We’ve run into problems remotely running some applications via X. Even when the app runs OK, it is quite sluggish. We also had trouble running in secondary X sessions, which is the default behavior of vncserver. Most apps acted just fine; however, some apps got confused about what desktop to use. We tried VNC, though, and started it up as the initial X session, and that works very well. Here is a screenshot where you can see our Mac OS X desktop with a separate X desktop on the bottom running icewm, the regular tool dock on the right, and a Chicken of the VNC session connecting to display 0 on a GNU/Linux box that is running VMWare, which has Windows Server 2003 loaded:
Click the above image for a larger image. Start vncserver with this command:
[usr-1@srv-1 ~]$ vncserver :0 New 'srv-1.example.com:0 (usr-1)' desktop is srv-1.example.com:0 Starting applications specified in /home/usr-1/.vnc/xstartup Log file is /home/usr-1/.vnc/srv-1.example.com:0.log [usr-1@srv-1 ~]$
There are two lines to edit for a full desktop:
[usr-1@srv-1 ~]$ head -n 5 /home/usr-1/.vnc/xstartup #!/bin/sh # Uncomment the following two lines for normal desktop: unset SESSION_MANAGER exec /etc/X11/xinit/xinitrc [usr-1@srv-1 ~]$
The result is that apps run remotely over the network perform better. True, this runs an entire desktop, and not just one app, but the performance gains are worth the extra layer. Note that this is not as secure as running your remote X apps over ssh; however, if you are on the same, secure LAN, and don’t need to encrypt the data stream, then this method is fine.

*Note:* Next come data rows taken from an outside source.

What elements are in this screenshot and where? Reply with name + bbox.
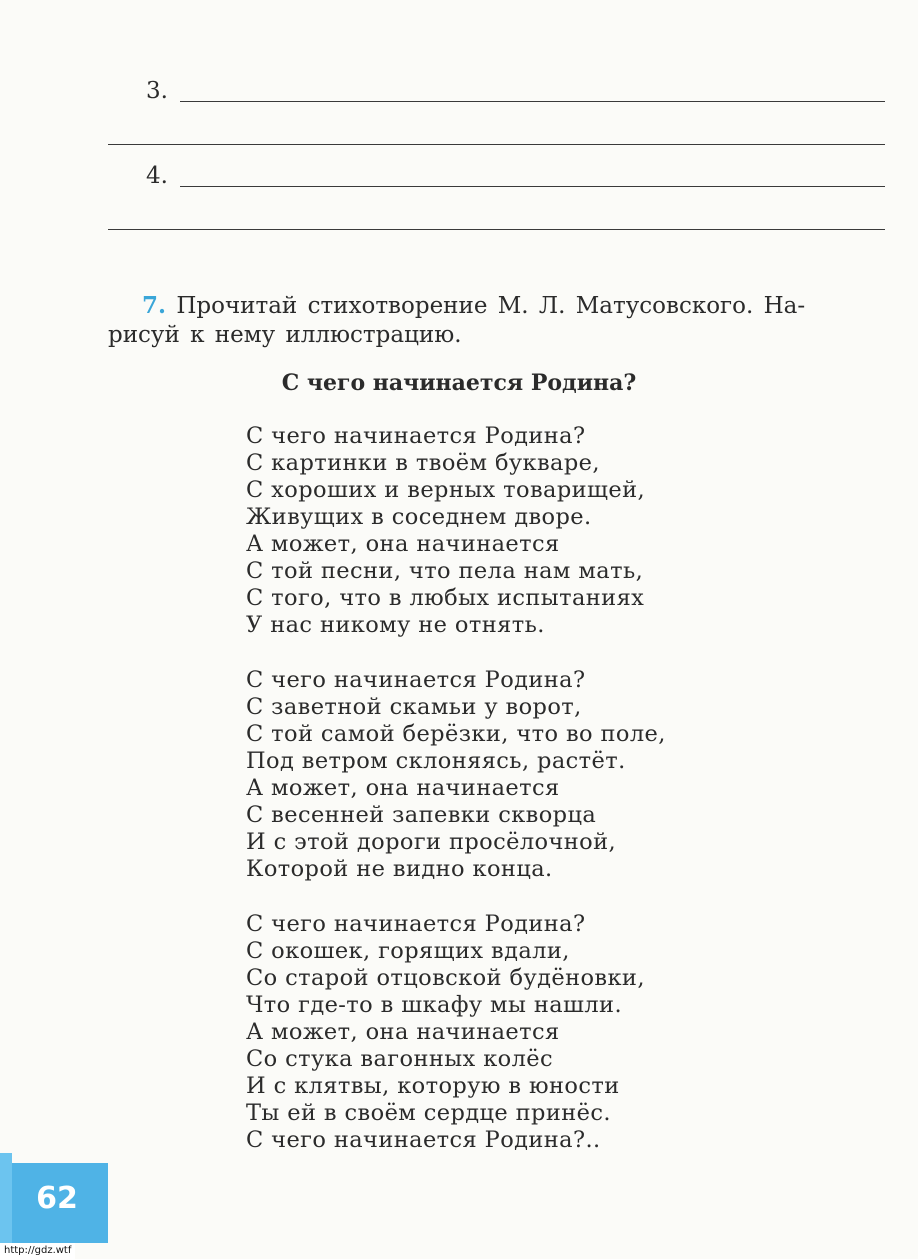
task-7-line-1 <box>108 291 884 321</box>
page-tab-stripe <box>0 1153 12 1243</box>
poem-title: С чего начинается Родина? <box>281 370 637 396</box>
answer-line-4b[interactable] <box>108 229 885 230</box>
task-number: 7. <box>142 292 167 319</box>
poem-stanza-3: С чего начинается Родина? С окошек, горящих вдали, Со старой отцовской будёновки, Что где-то в шкафу мы нашли. А может, она начинается Со стука вагонных колёс И с клятвы, которую в юности Ты ей в своём сердце принёс. С чего начинается Родина?.. <box>246 911 645 1153</box>
poem-stanza-1: С чего начинается Родина? С картинки в твоём букваре, С хороших и верных товарищей, Живущих в соседнем дворе. А может, она начинается С той песни, что пела нам мать, С того, что в любых испытаниях У нас никому не отнять. <box>246 423 646 638</box>
watermark-link[interactable]: http://gdz.wtf <box>0 1243 75 1259</box>
page-number-tab <box>0 1163 108 1243</box>
answer-line-4a[interactable] <box>180 186 885 187</box>
task-7-text-1: Прочитай стихотворение М. Л. Матусовского. На- <box>176 293 806 319</box>
task-7-instruction <box>108 291 884 350</box>
task-7-line-2: рисуй к нему иллюстрацию. <box>108 322 462 348</box>
page-number: 62 <box>36 1181 78 1216</box>
answer-line-3a[interactable] <box>180 101 885 102</box>
answer-item-4-number: 4. <box>146 163 168 189</box>
poem-stanza-2: С чего начинается Родина? С заветной скамьи у ворот, С той самой берёзки, что во поле, Под ветром склоняясь, растёт. А может, она начинается С весенней запевки скворца И с этой дороги просёлочной, Которой не видно конца. <box>246 667 666 882</box>
answer-item-3-number: 3. <box>146 78 168 104</box>
answer-line-3b[interactable] <box>108 144 885 145</box>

Just to show you how desktopie this exported desktop really is, even the screensaver pops up:
Click the above image for a larger image. Of course, it is silly to run the screensaver over the network. Probably there is some way to detect that the desktop is VNC, and disable the screen saver. We have been running VMware and doing other funky things like the above for many years. Check out this article from 1999, where we are running Windows NT via VMware, and watching the whole thing via PCAnywhere. Similar motivations. A lot has changed since then.
Note that on some systems I’ve connected and only seen a black screen. This xstartup file in ~/.vnc/ worked better:
[usr-1@sv-1 .vnc]$ cat xstartup #!/bin/sh # Uncomment the following two lines for normal desktop: unset SESSION_MANAGER #exec /etc/X11/xinit/xinitrc exec startx #[ -x /etc/vnc/xstartup ] && exec /etc/vnc/xstartup #[ -r $HOME/.Xresources ] && xrdb $HOME/.Xresources #xsetroot -solid grey #vncconfig -iconic & #xterm -geometry 80x24+10+10 -ls -title "$VNCDESKTOP Desktop" & #twm & [usr-1@sv-1 .vnc]$
To get out of full screen mode the default, at least on a Mac with Chicken of the VNC, use command-option-control and back-quote (next to the 1).